Creating a task in Simply Goals & Tasks

You can schedule tasks for specific times, specific days, just inside the week, or even longer out. I use this app for all kinds of things I used to use Google Calendar for, like reminders. The color coding with categories that I set up is more intuitive to me then having to assign random colors in Google, and remember which one I last gave so-and-so client last time.

My color-coded week in Simply Goals & Tasks

So now I know what projects to work on and in Trello I can get a little bit more detail on each, but what about all that other information I may need to complete a task or project? I need to get copy from a client’s Marketing department, but who was the copywriter again? What were the test server credentials for that API I need to integrate? Instead of searching my email every time I work on this project, I keep track of that kind of information in Evernote.

Evernote

Evernote is another one of those deceptively simple but perfect apps: you’re surprised that it exists at all and then that you ever lived without it. It basically gives you blank notes in notebooks so that you can organize them much like folders on a computer system, but it is worlds more convenient than a collection of Word documents, Notepad text files, emails, or even Google drive documents. The notes can even come with you onto your phone, multiple computers, etc. That feature does cost a little extra, but for me it’s worth it. With Evernote Premium, I can work anywhere, and use it for things like a shopping list that I maintain on my computer but read and check off when I’m shopping. For instance, I wrote this article’s first draft in Evernote on my phone using voice recognition while my daughter played in her sandbox.

For freelancing, each client has a folder, and then many notes within. Some of these notes exist in every clients notebook, like access to software for them, and names of people and their contact info. Then, there are notes that are unique depending on the project. For any client for whom I’m working on a custom database, I first create the MySQL database queries in Evernote before I paste them into MySQL. I also keep often-used code Snippets, and MySQL queries in a generic folder just for reference.

This article as written in Evernote, with my very busy notebook of clients on the left

Evernote is also a great place to sketch out project ideas, come up with estimates, and also to take notes with new clients on initial calls so that you don’t forget anything. The search works very well, and its Chrome extension to save website snippets can be very useful for reference.

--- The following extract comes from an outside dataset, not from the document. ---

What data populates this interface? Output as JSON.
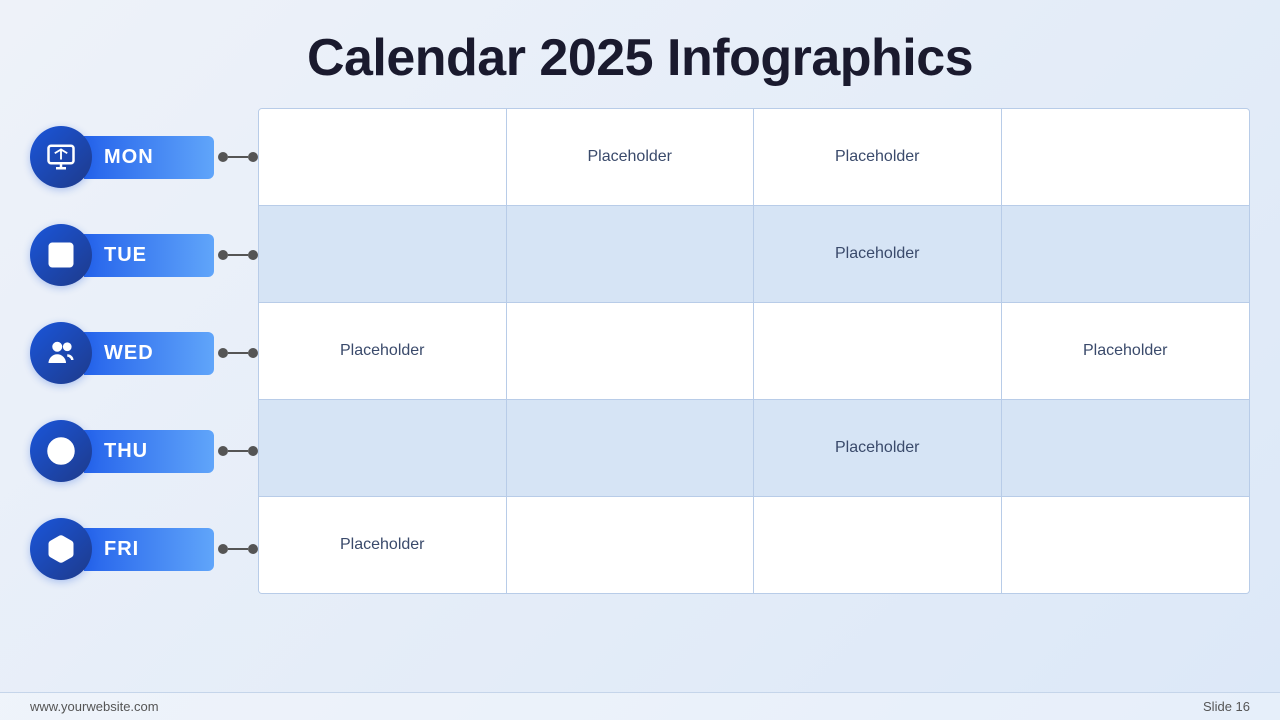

If you’d like to receive an invite to Evernote that will also get you a free month of Evernote Premium, contact me. I will not use your email address for anything else, I promise!

Invoicera

The first three applications help my freelance business run, but the one that helps me get paid in the end is Invoicera. I used to track my time manually in Evernote for each client, then I would painstakingly add those numbers up and divide by 60 minutes to get hours, then create invoices by hand. It would take me at least an hour every two weeks. Invoicera costs $20 a month (once you go beyond three clients). It provides time tracking with a timer that you can turn on and off and assign to clients and projects, and invoicing, so I can create my invoices every two weeks in about 10 minutes flat from my recorded time clock entries. There are also graphs of my outstanding and paid invoices, I can easily see who has paid me and who is not, and I can turn on automatic reminders to make sure my clients know that they have yet to pay me. These are all things I would rather not spend my time on, so I find it well worth it to have the software do it for me.

The time tracker in Invoicera, open and running whenever I do work for a client

The application also tracks my expenses for each client and adds them to my invoices automatically. And, at the end of the year, when I need to see how much money I’ve made, I can get that report and take it to my accountant, because not all of my clients send me a 1099 form.

 

Being a freelancer has become easier and easier every year, especially since I’ve finally adapted these four applications into my freelancing workflow that keep me organized and make the business side of freelancing that much easier.